In the digital world, we leave a trail of photos, videos, conversations, and other information that can be easily obtained and posted online for everyone to see forever. For journalists trying to hold governments and corporations accountable, this information can be helpful in exposing wrongdoing. For private citizens and celebrities, however, the online publication of personal information can be devastating. In the complicated information age, how do we balance the public’s right to know with the individual’s right to privacy?
David Cuillier is director of the UA School of Journalism, where he teaches and researches media law, access to government records, data analysis, and public affairs reporting. He is former president of the Society of Professional Journalists and co-author of “Transparency 2.0: Digital Data and Privacy in a Wired World.”
Emma Llansó is director of the Free Expression Project with the Center for Democracy and Technology (CDT), which works to promote law and policy that support users’ free expression rights in the United States and around the world.
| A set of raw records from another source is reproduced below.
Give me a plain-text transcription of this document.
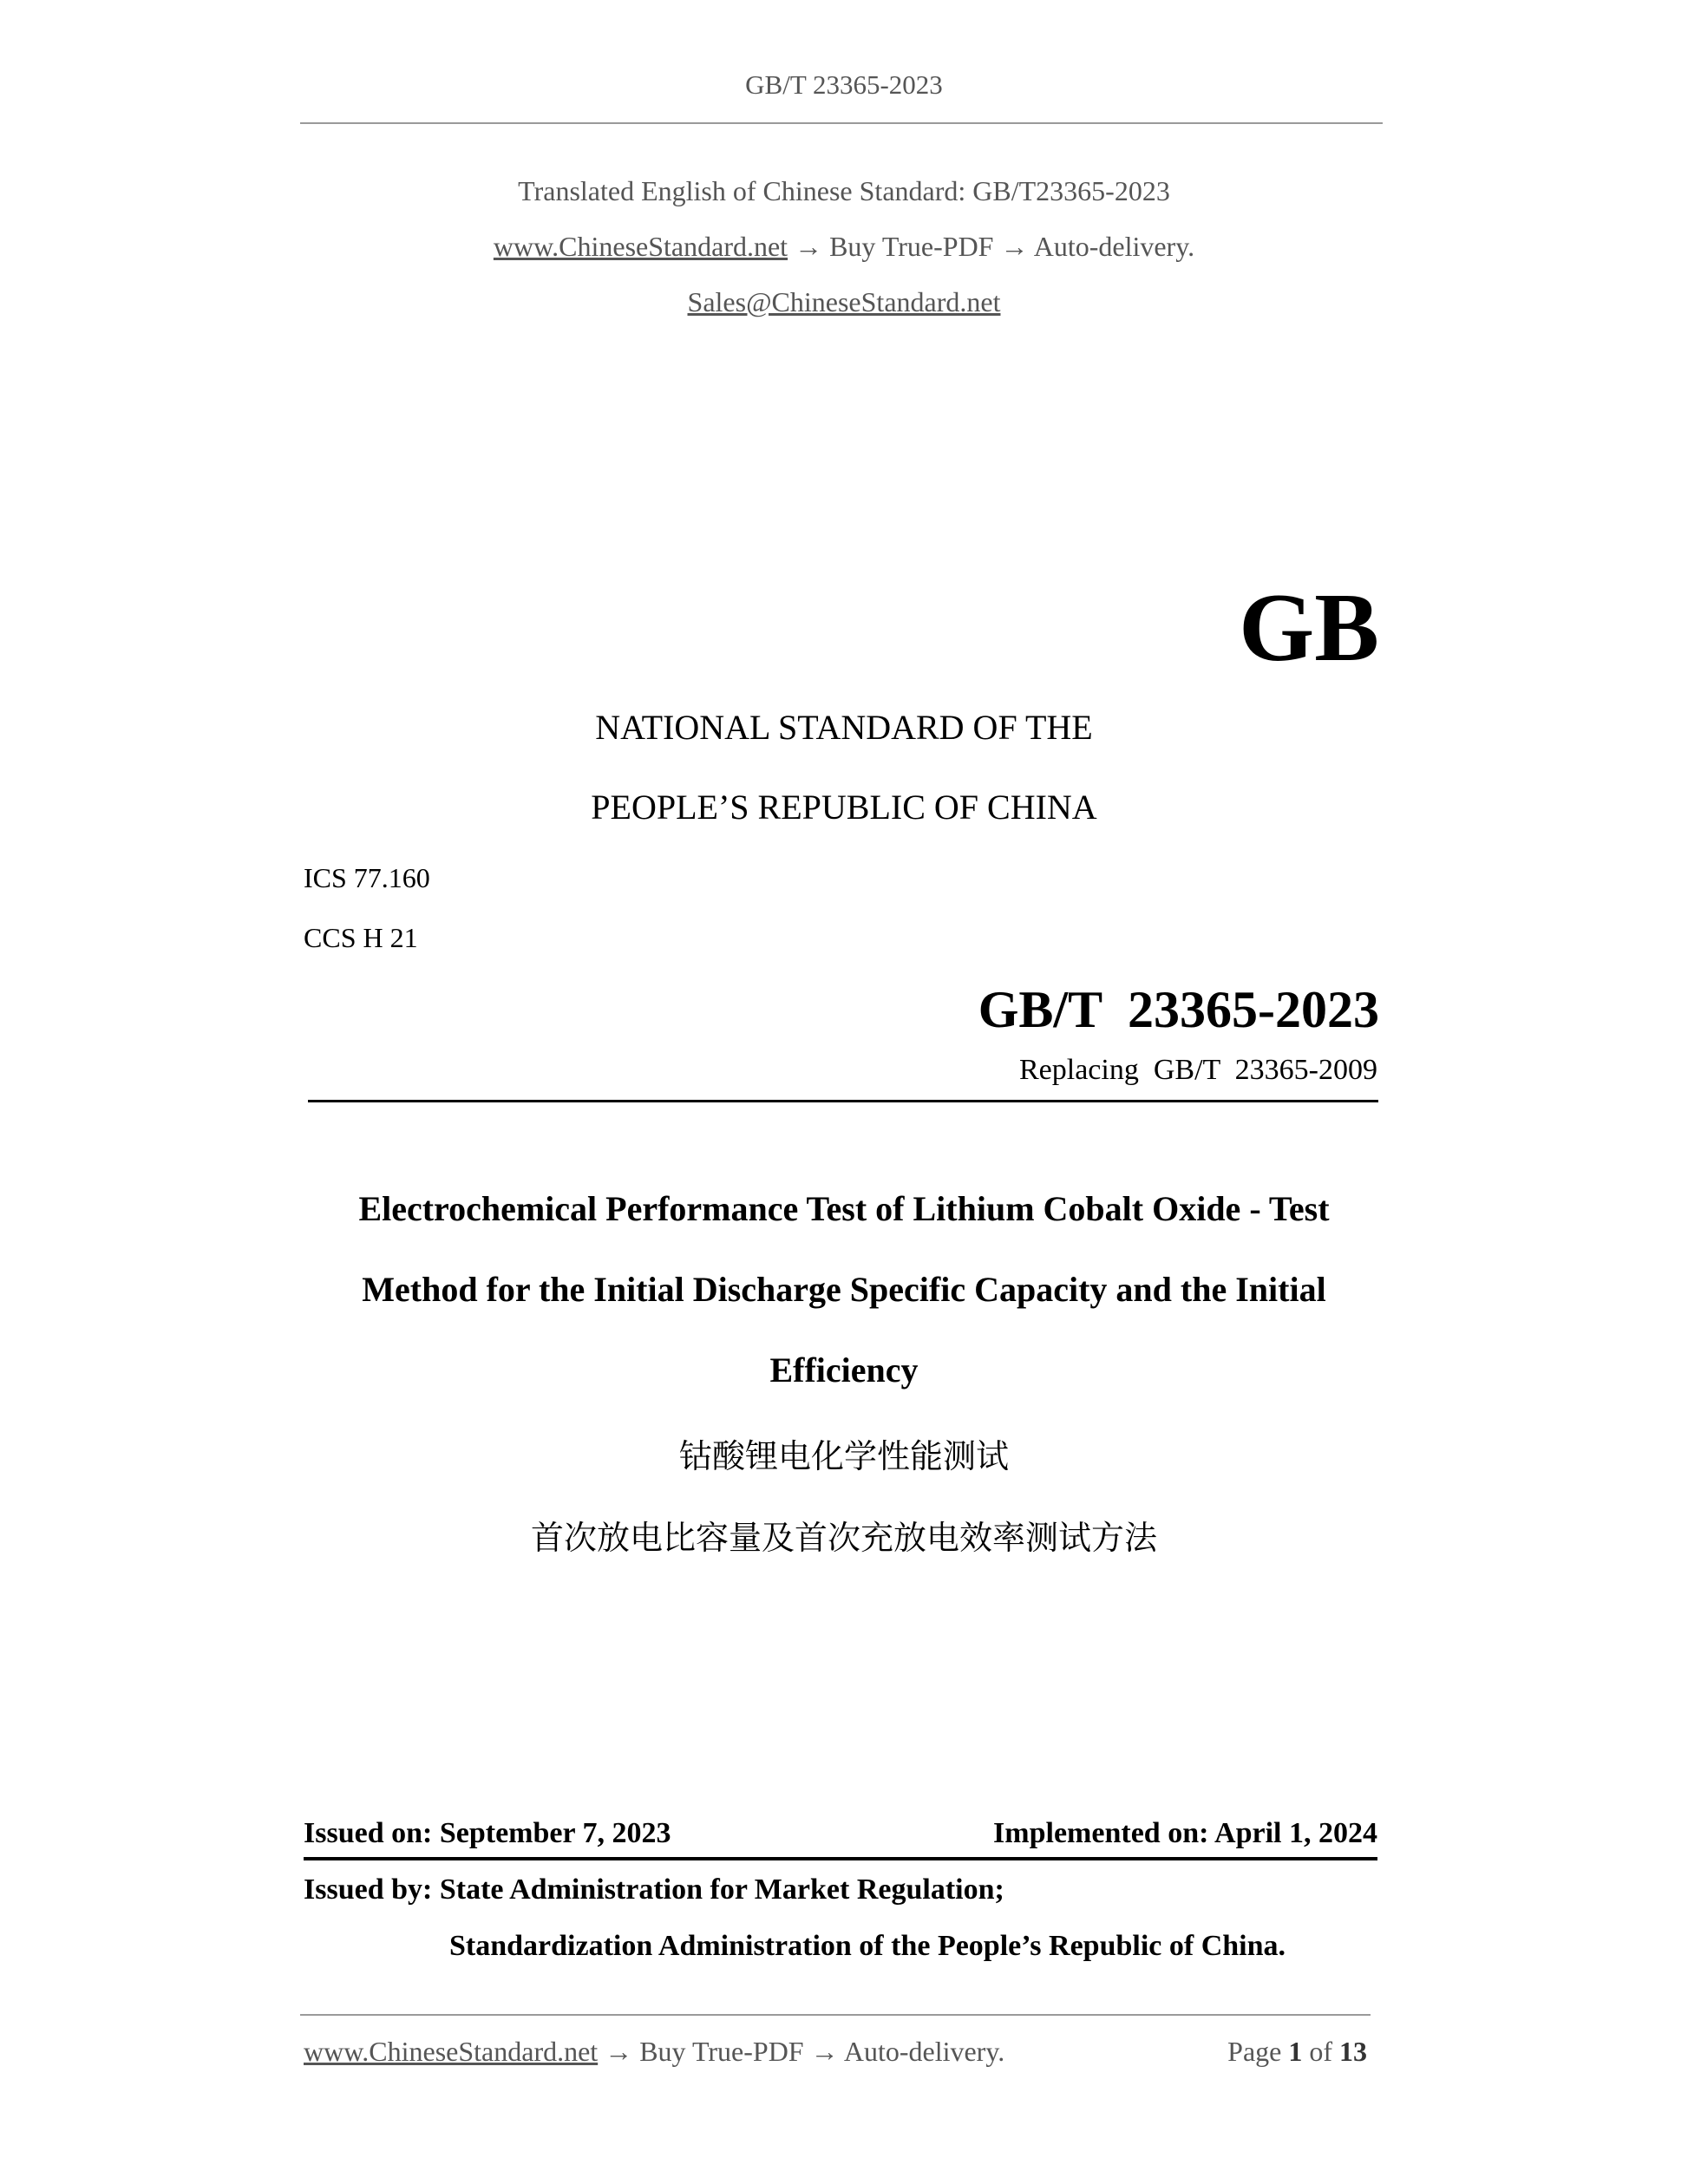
GB/T 23365-2023
Translated English of Chinese Standard: GB/T23365-2023
www.ChineseStandard.net → Buy True-PDF → Auto-delivery.
Sales@ChineseStandard.net
GB
NATIONAL STANDARD OF THE
PEOPLE’S REPUBLIC OF CHINA
ICS 77.160
CCS H 21
GB/T  23365-2023
Replacing  GB/T  23365-2009
Electrochemical Performance Test of Lithium Cobalt Oxide - Test
Method for the Initial Discharge Specific Capacity and the Initial
Efficiency
钴酸锂电化学性能测试
首次放电比容量及首次充放电效率测试方法
Issued on: September 7, 2023	Implemented on: April 1, 2024
Issued by: State Administration for Market Regulation;
Standardization Administration of the People’s Republic of China.
www.ChineseStandard.net → Buy True-PDF → Auto-delivery.	Page 1 of 13
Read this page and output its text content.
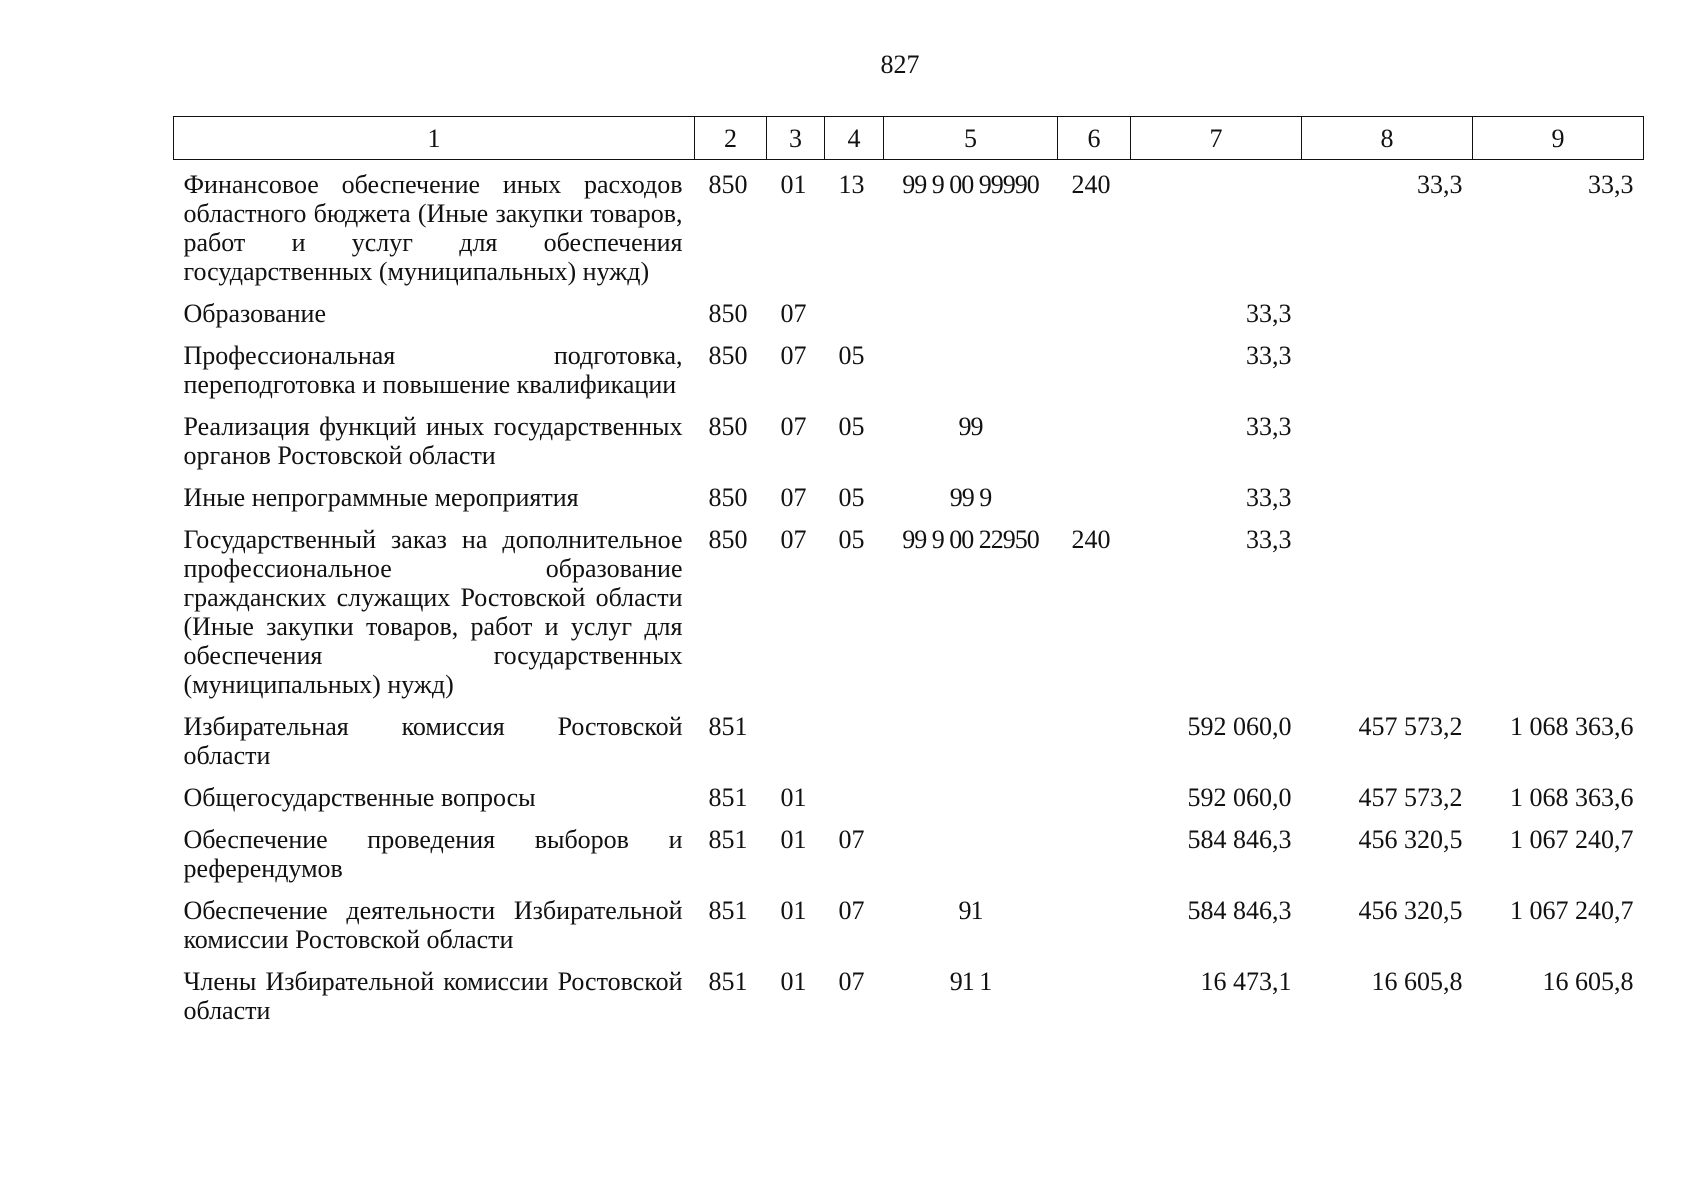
827
1	2	3	4	5	6	7	8	9
Финансовое обеспечение иных расходов областного бюджета (Иные закупки товаров, работ и услуг для обеспечения государственных (муниципальных) нужд)	850	01	13	99 9 00 99990	240		33,3	33,3
Образование	850	07				33,3		
Профессиональная подготовка, переподготовка и повышение квалификации	850	07	05			33,3		
Реализация функций иных государственных органов Ростовской области	850	07	05	99		33,3		
Иные непрограммные мероприятия	850	07	05	99 9		33,3		
Государственный заказ на дополнительное профессиональное образование гражданских служащих Ростовской области (Иные закупки товаров, работ и услуг для обеспечения государственных (муниципальных) нужд)	850	07	05	99 9 00 22950	240	33,3		
Избирательная комиссия Ростовской области	851					592 060,0	457 573,2	1 068 363,6
Общегосударственные вопросы	851	01				592 060,0	457 573,2	1 068 363,6
Обеспечение проведения выборов и референдумов	851	01	07			584 846,3	456 320,5	1 067 240,7
Обеспечение деятельности Избирательной комиссии Ростовской области	851	01	07	91		584 846,3	456 320,5	1 067 240,7
Члены Избирательной комиссии Ростовской области	851	01	07	91 1		16 473,1	16 605,8	16 605,8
She leads CDT’s work in advancing speech-protective policies aimed at ensuring that online expression receives the highest level of protection under the First Amendment.
Jack Gillum is an Associated Press reporter for the Washington, D.C. investigations desk covering privacy, technology, and surveillance. He relies on databases and programming to sift through the massive world of information. He broke the story that Hillary Clinton used a private email server at her home and he mined information on Instagram to track Illinois Rep. Aaron Schock's spending. While at USA Today, he pursued data-driven investigations into standardized test cheating. He has also reported for the Arizona Daily Star in Tucson, his hometown.